In order to protect local businesses by ridding their outdoor environments of congregating homeless people, the city of Berkeley is considering expanding its outdoor smoking ordinance and using that law to keep the homeless off the streets in its retail districts.
According to an article in the Berkeley Daily Planet, Mayor Tom Bates is attempting to get the homeless off the streets, and he's doing it in part by proposing a new law that would ban sitting on the street for a prolonged period of time and in part by proposing to expand the existing ban on smoking outside of buildings by extending the smoke-free boundary from 20 to 25 feet and enforcing that law against homeless persons who might not be able to be approached by police for any other legitimate reason.
These changes are part of a broader proposal by the mayor - entitled "Public Commons for Everyone." While the proposal apparently calls for increased services for homeless persons hanging out on the streets in front of Berkeley's crowded retail district in the area south of its UC campus, it has been criticized by advocates for the poor and the homeless who say the proposed ordinance could be misused, may violate people's civil rights, and fails to address the underlying reasons for the widespread homelessness problem in Berkeley, including the lack of affordable housing.
According to the article: "Dan McMullan of Disabled People Outside, told the Daily Planet he feared that even something as popular as a no-smoking ordinance could be misused. Storeowners who come outside to smoke won’t get cited, but homeless people will, McMullan said. ... Speaking to the committee on behalf of the Berkeley Community Coalition, which mostly represents service providers, boona cheema, executive director of Building Opportunities for Self-Sufficiency, called on the mayor and city manager to meet directly with homeless people to have 'open and honest dialogue as to the total purpose of the Public Commons for Everyone initiative and with their input find ways to influence street behavior without creating new laws.' ...

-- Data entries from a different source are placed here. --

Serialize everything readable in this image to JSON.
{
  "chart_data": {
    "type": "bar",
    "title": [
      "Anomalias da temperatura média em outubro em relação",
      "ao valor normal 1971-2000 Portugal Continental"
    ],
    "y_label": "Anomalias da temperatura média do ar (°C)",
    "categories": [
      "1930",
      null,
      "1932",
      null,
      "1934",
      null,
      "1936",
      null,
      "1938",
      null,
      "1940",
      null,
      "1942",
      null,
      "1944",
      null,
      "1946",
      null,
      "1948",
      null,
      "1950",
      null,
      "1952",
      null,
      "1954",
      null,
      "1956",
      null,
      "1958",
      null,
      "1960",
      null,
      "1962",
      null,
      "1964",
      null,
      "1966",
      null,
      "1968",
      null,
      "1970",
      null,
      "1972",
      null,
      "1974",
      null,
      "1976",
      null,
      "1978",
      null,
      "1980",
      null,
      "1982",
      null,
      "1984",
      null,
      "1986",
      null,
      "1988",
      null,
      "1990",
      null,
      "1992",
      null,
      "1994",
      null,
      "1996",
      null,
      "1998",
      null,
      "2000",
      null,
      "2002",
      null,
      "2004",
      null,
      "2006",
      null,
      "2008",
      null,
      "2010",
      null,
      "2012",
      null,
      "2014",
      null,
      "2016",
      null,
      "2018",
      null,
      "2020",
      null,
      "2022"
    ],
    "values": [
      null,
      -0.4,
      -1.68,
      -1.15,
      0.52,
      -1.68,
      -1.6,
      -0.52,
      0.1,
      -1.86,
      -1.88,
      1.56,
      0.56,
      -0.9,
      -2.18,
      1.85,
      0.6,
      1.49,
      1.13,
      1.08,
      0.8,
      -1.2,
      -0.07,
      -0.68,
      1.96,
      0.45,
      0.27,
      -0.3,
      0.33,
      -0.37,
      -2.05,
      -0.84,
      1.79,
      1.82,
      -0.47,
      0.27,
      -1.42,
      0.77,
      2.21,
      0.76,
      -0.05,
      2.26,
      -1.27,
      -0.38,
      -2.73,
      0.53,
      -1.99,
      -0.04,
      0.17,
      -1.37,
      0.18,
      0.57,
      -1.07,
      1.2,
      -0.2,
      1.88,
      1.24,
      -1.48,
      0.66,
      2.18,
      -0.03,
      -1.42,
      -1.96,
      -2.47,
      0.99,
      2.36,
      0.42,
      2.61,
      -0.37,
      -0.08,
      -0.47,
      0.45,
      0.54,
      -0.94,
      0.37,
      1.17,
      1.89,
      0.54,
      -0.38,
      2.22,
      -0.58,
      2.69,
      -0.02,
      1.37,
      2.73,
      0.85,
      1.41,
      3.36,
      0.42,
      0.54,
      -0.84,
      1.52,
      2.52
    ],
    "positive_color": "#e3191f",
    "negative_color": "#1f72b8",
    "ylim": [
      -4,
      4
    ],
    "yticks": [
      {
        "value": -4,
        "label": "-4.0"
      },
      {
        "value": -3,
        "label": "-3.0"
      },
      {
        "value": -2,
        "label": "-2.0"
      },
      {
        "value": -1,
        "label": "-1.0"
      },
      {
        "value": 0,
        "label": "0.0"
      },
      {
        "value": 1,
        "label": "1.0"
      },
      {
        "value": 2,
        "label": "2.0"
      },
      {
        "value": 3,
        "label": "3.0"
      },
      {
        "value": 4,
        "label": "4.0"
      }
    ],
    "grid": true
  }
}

"'The religious community says ‘love thy neighbor as thyself.’ I feel this is the antithesis,' said Sally Hindman, a member of the coalition and director of Young Aspirations, Young Artists (YAYA). The mayor has said in previous meetings that this initiative is important to force 'service-resistant' people into getting services. But Hindman, who describes herself as a strong supporter of Mayor Tom Bates said, 'It’s not right to talk about service-resistant people when there are not enough services.' What needs to happen is that the community should support adequate services for those in need, including building adequate housing, she said.”
See San Francisco Chronicle commentary by Matier & Ross here.
See The Daily Californian article here.
See Oakland Tribune article here.
See Jacob Sullum's commentary on Reason Online here.
The Rest of the Story
How ironic that the proposal is called "Public Commons for Everyone." For everyone but homeless smokers. After all, they have two slams against them. As if it isn't bad enough that they are discriminated against because they are homeless, now they will be additionally discriminated against by virtue of the fact that they smoke.
Apparently, a 20-foot border zone around store entrances isn't big enough to allow police to harass the homeless. They need an extra 5 feet to get fully rid of these undesirables.
One thing is clear. This isn't about health. It's about economics. The expansion of the no-smoking zone around public buildings is not being considered because it is needed to protect the health of nonsmokers; it is being proposed because it will help the city to get rid of the presence of homeless people around stores on Telegraph and Shattuck, and therefore to appease business owners and help protect profits of these stores. It's clearly about money and not health.
Apparently, there doesn't appear to be much opposition on the City Council to the expansion of the outdoor non-smoking areas. If I still lived in Berkeley, I would be vehemently opposing the proposal. I would hope that local anti-smoking groups would express their opposition; I doubt they will, however.
Sally Hindman is exactly right. If you want to get rid of the homeless, then build adequate affordable housing. Provide adequate services and social support, including substance abuse and mental health services. Harassing these individuals, criminalizing them, and changing the law specifically to take away their civil liberties is not going to solve the problem, although it may well be successful in protecting local businesses.
I worked with the homeless in Berkeley for two years, so I am quite familiar with this population and the "problem" of homeless persons hanging out on the streets in the downtown area. What I can say from my own experience is that the services for this population were hideously inadequate. Basic social services were unavailable, and there was a concerted effort on the part of the County to try to deny these people services in order to protect the County budget. To now take it out on that very population which was systematically denied services which helped to keep them without shelter and in poverty is despicable.